― Бьюсь об заклад, сэр, что такой важный господин как вы может себе позволить подобную выпивку хоть даже …и трижды в день. У вас отличное вино …
Глаза испанца стали ещё хитрее:
― Трижды в день? ― улыбнулся он, ― нет уж, моряк. Я могу пить и такое вино, и иное, то, что подобно божественному нектару хоть с утра до вечера, однако, зная его пагубное действие на людские головы, стараюсь отказывать себе в этом удовольствии. А вот по тебе того не скажешь …
Посетитель криво улыбнулся в ответ:
― Да, сэр. Что есть, то есть. Выпить я не дурак…

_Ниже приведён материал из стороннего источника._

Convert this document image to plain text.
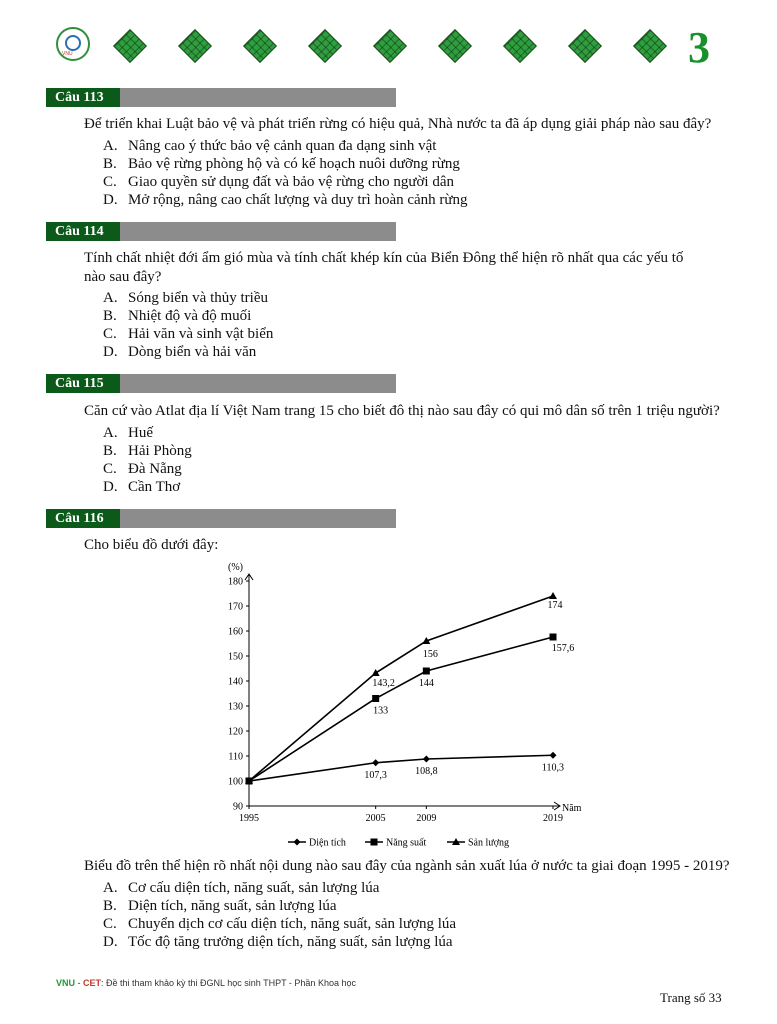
VNU	3
Câu 113
Để triển khai Luật bảo vệ và phát triển rừng có hiệu quả, Nhà nước ta đã áp dụng giải pháp nào sau đây?
A. Nâng cao ý thức bảo vệ cảnh quan đa dạng sinh vật
B. Bảo vệ rừng phòng hộ và có kế hoạch nuôi dưỡng rừng
C. Giao quyền sử dụng đất và bảo vệ rừng cho người dân
D. Mở rộng, nâng cao chất lượng và duy trì hoàn cảnh rừng
Câu 114
Tính chất nhiệt đới ẩm gió mùa và tính chất khép kín của Biển Đông thể hiện rõ nhất qua các yếu tố
nào sau đây?
A. Sóng biển và thủy triều
B. Nhiệt độ và độ muối
C. Hải văn và sinh vật biển
D. Dòng biển và hải văn
Câu 115
Căn cứ vào Atlat địa lí Việt Nam trang 15 cho biết đô thị nào sau đây có qui mô dân số trên 1 triệu người?
A. Huế
B. Hải Phòng
C. Đà Nẵng
D. Cần Thơ
Câu 116
Cho biểu đồ dưới đây:
(%)
Năm
90
100
110
120
130
140
150
160
170
180
1995	2005	2009	2019
107,3	108,8	110,3
133
144
157,6
143,2
156
174
Diện tích	Năng suất	Sản lượng
Biểu đồ trên thể hiện rõ nhất nội dung nào sau đây của ngành sản xuất lúa ở nước ta giai đoạn 1995 - 2019?
A. Cơ cấu diện tích, năng suất, sản lượng lúa
B. Diện tích, năng suất, sản lượng lúa
C. Chuyển dịch cơ cấu diện tích, năng suất, sản lượng lúa
D. Tốc độ tăng trưởng diện tích, năng suất, sản lượng lúa
VNU - CET: Đề thi tham khảo kỳ thi ĐGNL học sinh THPT - Phần Khoa học
Trang số 33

― Ты полегче, милейший, со словами. Мы ведь с тобой не в пивной и я не боцман твоей шхуны…
Гость покорно поклонился.
― Простите меня, сэр. Что же касается выпивки, то в моей недолгой жизни осталось не так уж много из того, что могло бы доставлять мне удовольствие. И хоть я не стар, но матрос, увы, уже в прошлом. Местный лекарь пророчит мне скорую кончину, если в ближайшее время я не уберусь куда-нибудь на материк подальше от этих солёных вод. Во мне, ― незнакомец расстегнул грязный камзол, накинутый поверх голого тела и явил взгляду де ла Вега грудь, изуродованную рубцами многочисленных шрамов, ― столько картечи, что этого хватило бы на троих. И если раньше я спокойно мог носить её в себе, то сейчас морской воздух стал слишком тяжёлым для меня. Мне нужны деньги, сэр…

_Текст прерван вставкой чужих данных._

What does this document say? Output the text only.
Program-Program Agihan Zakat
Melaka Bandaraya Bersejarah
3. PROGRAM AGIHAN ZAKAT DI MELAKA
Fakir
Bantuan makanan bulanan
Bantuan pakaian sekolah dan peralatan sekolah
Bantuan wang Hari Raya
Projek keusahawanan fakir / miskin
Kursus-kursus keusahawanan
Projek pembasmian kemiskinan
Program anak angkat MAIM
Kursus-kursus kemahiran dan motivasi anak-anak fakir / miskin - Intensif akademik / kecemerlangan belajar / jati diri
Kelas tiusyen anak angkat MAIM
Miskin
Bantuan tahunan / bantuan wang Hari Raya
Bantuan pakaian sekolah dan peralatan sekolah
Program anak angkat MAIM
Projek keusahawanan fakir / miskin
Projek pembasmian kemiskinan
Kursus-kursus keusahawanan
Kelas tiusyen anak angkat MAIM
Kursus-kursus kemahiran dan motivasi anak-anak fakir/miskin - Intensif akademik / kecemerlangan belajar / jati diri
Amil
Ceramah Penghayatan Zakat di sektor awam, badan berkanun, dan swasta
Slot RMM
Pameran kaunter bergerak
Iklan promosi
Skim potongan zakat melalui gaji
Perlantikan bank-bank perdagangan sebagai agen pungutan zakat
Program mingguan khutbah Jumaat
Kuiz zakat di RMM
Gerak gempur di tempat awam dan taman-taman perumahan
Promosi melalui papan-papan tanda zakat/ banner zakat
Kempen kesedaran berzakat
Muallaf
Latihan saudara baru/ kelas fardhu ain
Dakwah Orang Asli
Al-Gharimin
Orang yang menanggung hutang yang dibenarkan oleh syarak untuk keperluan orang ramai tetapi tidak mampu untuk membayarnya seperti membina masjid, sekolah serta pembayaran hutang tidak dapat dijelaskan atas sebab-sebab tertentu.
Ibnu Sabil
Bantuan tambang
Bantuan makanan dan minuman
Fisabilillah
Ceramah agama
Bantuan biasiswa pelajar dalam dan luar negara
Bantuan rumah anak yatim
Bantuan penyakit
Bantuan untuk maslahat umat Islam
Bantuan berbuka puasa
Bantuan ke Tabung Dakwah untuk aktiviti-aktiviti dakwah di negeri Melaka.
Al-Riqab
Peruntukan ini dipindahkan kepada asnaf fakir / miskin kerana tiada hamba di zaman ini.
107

Де ла Вега вскинул вверх брови:
― По-твоему я похож на епископа в день благодарения? Уверяю, я не сорю деньгами и плачу только за полезную мне информацию или требую за каждую потраченную мною монету или даже кружку вина огромное количество услуг. Замечу, в любом подобном деле только я один решаю, сколько и кому платить и платить ли вообще. Давай же, морячок, исходя из этого, продвинемся ближе к делу.

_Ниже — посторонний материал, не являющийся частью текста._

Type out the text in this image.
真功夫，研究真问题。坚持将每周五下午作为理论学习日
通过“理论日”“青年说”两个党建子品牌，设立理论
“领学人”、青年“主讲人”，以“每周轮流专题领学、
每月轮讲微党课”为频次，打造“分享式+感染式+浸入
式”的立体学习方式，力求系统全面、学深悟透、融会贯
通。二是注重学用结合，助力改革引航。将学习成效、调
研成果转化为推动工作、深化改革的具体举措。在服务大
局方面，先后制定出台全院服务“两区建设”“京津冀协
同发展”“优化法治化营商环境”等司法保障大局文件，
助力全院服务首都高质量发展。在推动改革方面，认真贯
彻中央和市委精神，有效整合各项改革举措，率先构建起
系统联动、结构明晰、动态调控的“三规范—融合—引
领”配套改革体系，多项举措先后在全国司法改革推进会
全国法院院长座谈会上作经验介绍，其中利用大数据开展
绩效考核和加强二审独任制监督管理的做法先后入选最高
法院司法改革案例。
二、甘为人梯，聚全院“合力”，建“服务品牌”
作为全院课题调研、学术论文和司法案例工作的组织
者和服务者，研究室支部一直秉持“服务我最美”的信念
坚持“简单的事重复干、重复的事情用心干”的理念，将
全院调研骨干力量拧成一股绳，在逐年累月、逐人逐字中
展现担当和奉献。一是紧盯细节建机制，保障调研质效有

Де ла Вега поставил на стол кувшин.
- Начнём с того, - продолжил он, - за что я готов заплатить сейчас же и без всякого промедления. Ты тут же получишь деньги, если ответишь, откуда тебе стало известно об охоте за "Ласт Пранком"?
Моряк вздохнул, но ничего не ответил.
― Три серебряных испанских песо? ― напирал де ла Вега.
― Я не могу сказать вам об этом, ― с неохотой ответил посетитель, ― поклялся, что не скажу. Могу только уточнить, что дружен кое с кем из королевской гвардии.
― Вот видишь? ― Испанец хлопнул себя по увесистой мошне на поясе. ― Я сэкономил на этом три песо. Если и дальше так пойдёт, мне придётся усомниться в твоём здравомыслии.
Незнакомец беззвучно пожевал губами:
― Что ж, ― неохотно произнёс он, ― я пришёл заработать, и я сделаю это. Сэр, сколько вы готовы заплатить за информацию о Ричи "Ласт Пранке"?
Де ла Вега снисходительно улыбнулся:
― Если ты хочешь сообщить мне год его рождения, то не получишь ни гроша, а если же точно укажешь на его след, получишь достаточно для того, чтобы …очень далеко забраться вглубь материка, это я тебе обещаю.
― Я видел Ричи..., сегодня.
Морщины на лице Гарсиласо де ла Вега моментально разгладились. Он медленно наклонился к своему гостю.
Отставной моряк заговорщицки оглянулся, будто в этой крохотной комнате каким-то образом мог оказаться кто-то из тех, кому не нужно было знать о предмете их разговора:
― Вам я скажу, сэр. …Я два года ходил с ним под одними парусами…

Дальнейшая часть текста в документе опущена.